DeNoWriMo the First

Granted I haven’t written here for a while, but I have been writing since the last time I posted. So much so, that I have decided to declare May the first arbitrary Dennis’s Novel Writing Month (DeNoWriMo I). Over the next 31 days, I plan to churn out 50,000 or so words on a project I have been working on–on and off–since last year’s NaNoWriMo. If May goes well, I may well declare June DeNoWriMo II.

What’s the point of all of this? Well, my hope is that I will have something to report by the end of this year, but you will just have to stay tuned. And, while you’re waiting, why not try YoNoWriMo (your own Novel Writing Month).

DLH

2011: A year to write

Frankly, my writing goals for 2011 are not much different from my writing goals for 2010 with perhaps the exception that I’ve taken on another project besides the Eagle Stone in an effort to get something going.
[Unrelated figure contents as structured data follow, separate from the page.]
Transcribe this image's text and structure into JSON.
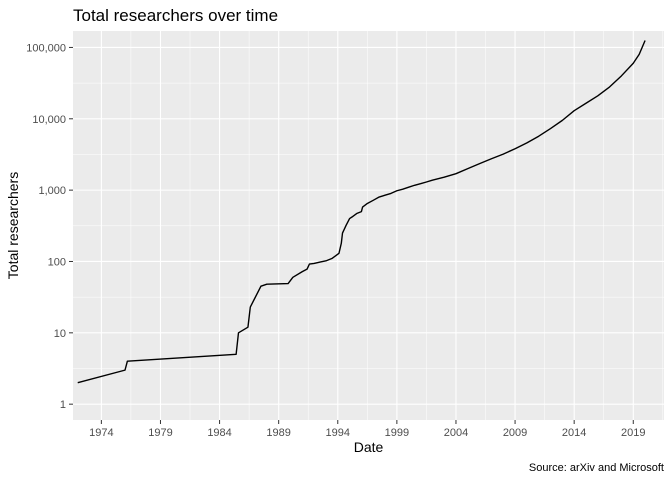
{
  "chart_data": {
    "type": "line",
    "title": "Total researchers over time",
    "xlabel": "Date",
    "ylabel": "Total researchers",
    "caption": "Source: arXiv and Microsoft",
    "y_scale": "log10",
    "grid": true,
    "legend": "none",
    "xlim": [
      1971.6,
      2021.6
    ],
    "ylim": [
      0.6,
      170000
    ],
    "x_ticks": [
      {
        "value": 1974,
        "label": "1974"
      },
      {
        "value": 1979,
        "label": "1979"
      },
      {
        "value": 1984,
        "label": "1984"
      },
      {
        "value": 1989,
        "label": "1989"
      },
      {
        "value": 1994,
        "label": "1994"
      },
      {
        "value": 1999,
        "label": "1999"
      },
      {
        "value": 2004,
        "label": "2004"
      },
      {
        "value": 2009,
        "label": "2009"
      },
      {
        "value": 2014,
        "label": "2014"
      },
      {
        "value": 2019,
        "label": "2019"
      }
    ],
    "y_ticks": [
      {
        "value": 1,
        "label": "1"
      },
      {
        "value": 10,
        "label": "10"
      },
      {
        "value": 100,
        "label": "100"
      },
      {
        "value": 1000,
        "label": "1,000"
      },
      {
        "value": 10000,
        "label": "10,000"
      },
      {
        "value": 100000,
        "label": "100,000"
      }
    ],
    "colors": {
      "panel": "#ebebeb",
      "grid_major": "#ffffff",
      "line": "#000000"
    },
    "series": [
      {
        "x": [
          1972.0,
          1976.0,
          1976.2,
          1985.4,
          1985.6,
          1986.4,
          1986.6,
          1987.5,
          1988.0,
          1989.8,
          1990.2,
          1991.0,
          1991.4,
          1991.6,
          1992.0,
          1992.5,
          1993.0,
          1993.5,
          1994.1,
          1994.3,
          1994.4,
          1994.7,
          1995.0,
          1995.2,
          1995.6,
          1996.0,
          1996.1,
          1996.5,
          1997.0,
          1997.5,
          1998.0,
          1998.5,
          1999.0,
          1999.5,
          2000.0,
          2000.5,
          2001.0,
          2001.5,
          2002.0,
          2003.0,
          2004.0,
          2005.0,
          2006.0,
          2007.0,
          2008.0,
          2009.0,
          2010.0,
          2011.0,
          2012.0,
          2013.0,
          2014.0,
          2015.0,
          2016.0,
          2017.0,
          2018.0,
          2019.0,
          2019.5,
          2020.0
        ],
        "y": [
          2,
          3,
          4,
          5,
          10,
          12,
          23,
          45,
          48,
          49,
          60,
          72,
          78,
          92,
          94,
          98,
          102,
          110,
          130,
          180,
          250,
          320,
          400,
          420,
          470,
          500,
          580,
          650,
          720,
          800,
          850,
          900,
          980,
          1030,
          1100,
          1170,
          1230,
          1300,
          1380,
          1520,
          1700,
          2000,
          2350,
          2750,
          3200,
          3800,
          4600,
          5700,
          7300,
          9500,
          13000,
          16500,
          21000,
          28000,
          40000,
          60000,
          80000,
          125000
        ]
      }
    ]
  }
}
Really, all I want for 2011 is to establish a regular routine of writing that produces some volume of work by the end of the year. If we pretend that I can write 2,000 words a day between now and 31 December, then we can also pretend that I should have 730,000 words to show for it at the end of the year.

While I hope that I write, I also hope that, if you have something you want to write about, you write too. If you need someone to encourage you in that task, please let me know. I am always willing to help encourage other writers as much as I appreciate the encouragement myself.

DLH

Writing: NaNoWriMo Preview: Work ethic

Another question that people who are not writing yet tend to ask writers is something along the lines of, “How do you do it?” “Do what?” I usually ask, to which they respond, “You know, write.”

Well, my years of experience tell the that, in order to write, you have to, well, write.

It’s really as simple as that, after a fashion. Writers write, usually every day, and usually a large number of words.

The pace for NaNoWriMo, as an example, is 1,667 words per day. If you write exactly that many words every day for the 30 days of November, you will end up with 50,010 words on 30 November, 10 more than is necessary to “win”.

My goal has been, for a while, to write 2,000 dedicated words a day. What are dedicated words?

As it turns out, I write a lot in the form of emails, posts and replies on social networking sites, an a variety of other venues, mostly on the internet. That kind of writing is what I call opportunistic writing. It can end up totaling thousands of words a day, and most of that kind of writing amounts to very little in the long run.

On the other hand, dedicated words are those committed to a specific idea with the intent of developing that idea to a conclusion. I rarely count my opportunistic writing toward the dedicated total, which means I must budget my daily allotment of words carefully to be sure I have enough to dedicate.

Now, I know that some people write more words, and some people write less. I think there is a critical mass of dedicated words a writer needs to write every day to make the effort worth it, but that critical mass will vary from person to person and sometimes from day to day. While my goal is 2,000, I have, on occasion, written many more words than that.

However many words you might write, the key is that you must be writing them every day. Set a goal you know you can reach and start writing. That’s the only way it works.